Get out the microscope, because we’re going through this poem line-by-line.
Lines 136-146
face of flames, face devoured,
adolescent face plagued by phantom years
and circular days that open out
on the same patio, the same wall,
the moment is aflame, and all the faces
that appear in the flames are a single face,
all of the names are a single name,
all of the faces a single face,
all of the centuries a single moment,
and through all the centuries of the centuries
a pair of eyes blocks the way to the future,
- The violent images continue with an adolescent face devoured by flames—could it be the girl's face? Check out the "Symbols" section for Shmoop's take.
- Line 138 refers to "circular days" which remind us of the circular form of the calendar on which the poem is based. The days "open out / on the same patio, the same wall, / the moment is aflame, and all the faces / that appear in the flames are a single face."
- Time is connected to a certain moment, a moment that might have taken place in that schoolyard (note the repetition of the word "patio"), a moment that is on fire.
- In the fire faces, names, and even centuries are boiled down to singular examples: a single face, a single name, a single moment.
- The repetition of the word "face" gives us the idea of tons and tons of faces. Also, the anaphora of the phrase "all of the" in the last part of the stanza adds to that feeling of a universe full of identities.
- The speaker can't seem to get past this moment, and must always return to it, because "a pair of eyes" (the girl's eyes?) "blocks the way to the future."
Lines 147-154
there's nothing in front of me, only a moment
salvaged from a dream tonight of coupled
images dreamed, a moment chiseled
from the dream, torn from the nothing
of this night, lifted by hand, letter
by letter, while time, outside, gallops
away, and pounding at the doors of my soul
is the world with its bloodthirsty schedules,
- The speaker is back in the present here, and aware of a dream. It's a dream made up of paired images—kind of like the ones we saw a couple stanzas ago—and he has only a moment in front of him, a moment from the dream.
- We get a hint that the moment, or the memory, is also a word (he's a writer, remember?): "lifted by hand, letter / by letter."
- Of course time keeps driving him nuts.
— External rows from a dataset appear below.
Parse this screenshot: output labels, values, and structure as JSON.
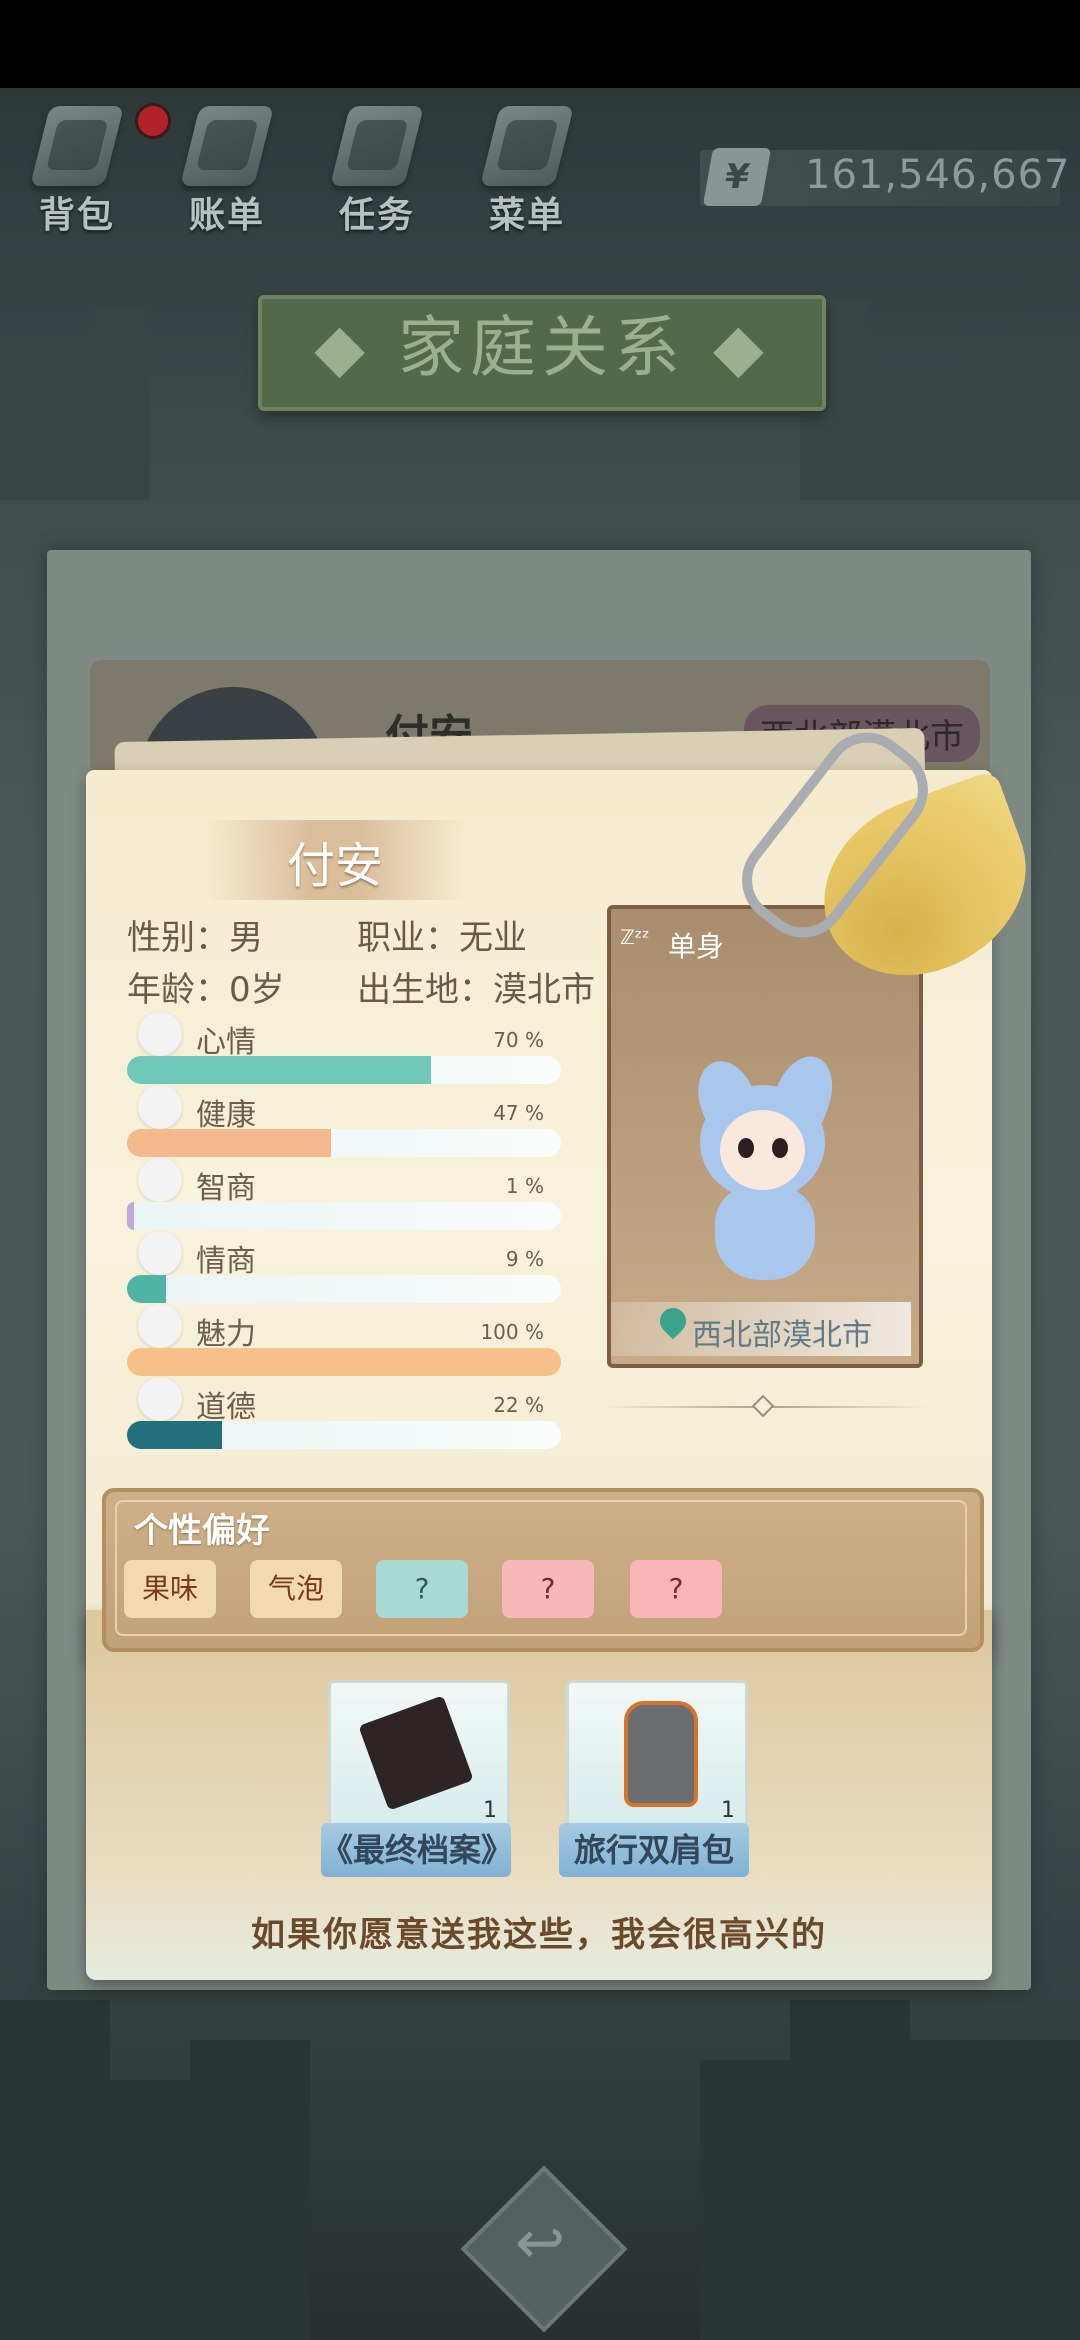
{
  "top_menu": {
    "items": [
      {
        "label": "背包",
        "icon": "backpack-icon"
      },
      {
        "label": "账单",
        "icon": "bill-icon"
      },
      {
        "label": "任务",
        "icon": "task-icon"
      },
      {
        "label": "菜单",
        "icon": "menu-icon"
      }
    ],
    "currency": {
      "symbol": "¥",
      "amount": "161,546,667"
    }
  },
  "page_title": "家庭关系",
  "back_card": {
    "name": "付安",
    "region": "西北部漠北市"
  },
  "character": {
    "name": "付安",
    "gender_label": "性别：",
    "gender": "男",
    "job_label": "职业：",
    "job": "无业",
    "age_label": "年龄：",
    "age": "0岁",
    "birthplace_label": "出生地：",
    "birthplace": "漠北市",
    "relationship_status": "单身",
    "status_icon": "sleep-zzz-icon",
    "region": "西北部漠北市"
  },
  "stats": [
    {
      "label": "心情",
      "pct_text": "70 %",
      "value": 0.7,
      "color": "#6fc8b8",
      "icon": "smile-icon"
    },
    {
      "label": "健康",
      "pct_text": "47 %",
      "value": 0.47,
      "color": "#f4b98c",
      "icon": "heart-icon"
    },
    {
      "label": "智商",
      "pct_text": "1 %",
      "value": 0.01,
      "color": "#c4a6de",
      "icon": "bulb-icon"
    },
    {
      "label": "情商",
      "pct_text": "9 %",
      "value": 0.09,
      "color": "#4fb4a6",
      "icon": "apple-icon"
    },
    {
      "label": "魅力",
      "pct_text": "100 %",
      "value": 1.0,
      "color": "#f6c08a",
      "icon": "sparkle-icon"
    },
    {
      "label": "道德",
      "pct_text": "22 %",
      "value": 0.22,
      "color": "#22707e",
      "icon": "scale-icon"
    }
  ],
  "preferences": {
    "title": "个性偏好",
    "items": [
      {
        "label": "果味",
        "bg": "#f3d9b0",
        "fg": "#7a3a1a"
      },
      {
        "label": "气泡",
        "bg": "#f3d9b0",
        "fg": "#7a3a1a"
      },
      {
        "label": "?",
        "bg": "#a9d9d3",
        "fg": "#355a5a"
      },
      {
        "label": "?",
        "bg": "#f6b8b8",
        "fg": "#6a3030"
      },
      {
        "label": "?",
        "bg": "#f9b4b8",
        "fg": "#6a3030"
      }
    ]
  },
  "gifts": [
    {
      "label": "《最终档案》",
      "count": "1",
      "icon": "book-icon"
    },
    {
      "label": "旅行双肩包",
      "count": "1",
      "icon": "backpack-icon"
    }
  ],
  "gift_message": "如果你愿意送我这些，我会很高兴的",
  "back_button_icon": "return-arrow-icon"
}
Outside it gallops while he's stuck inside, trapped in one instant that he can't get past.
- The world continues to seem like a violent place, having "bloodthirsty schedules" (and you thought your short lunch hour was bad). Here, time is a source of pressure and stress.
Lines 155-162
only a moment while the cities, names,
flavors and everything that is alive
all crumble inside my blind skull,
while the sorrows of night press on my thoughts,
weigh down my spine, and my blood runs
a little slower, my teeth wobble,
my eyes cloud over, and the days
and years heap their empty horrors,
- Still stuck in that moment, the speaker loses all contact with the world. Cities, names, flavors—everything he has experienced crumbles in his head while he's trapped in that sorrowful instant.
- But hey, at least he has a body again—no more out-of-body experiences, right?
- Only now his pain weighs on his spine, blood, teeth, and eyes. In case you haven't noticed, he's getting old, and it ain't pretty. All he has left is time, which just heaps "empty horrors" on him. Can you say bleak?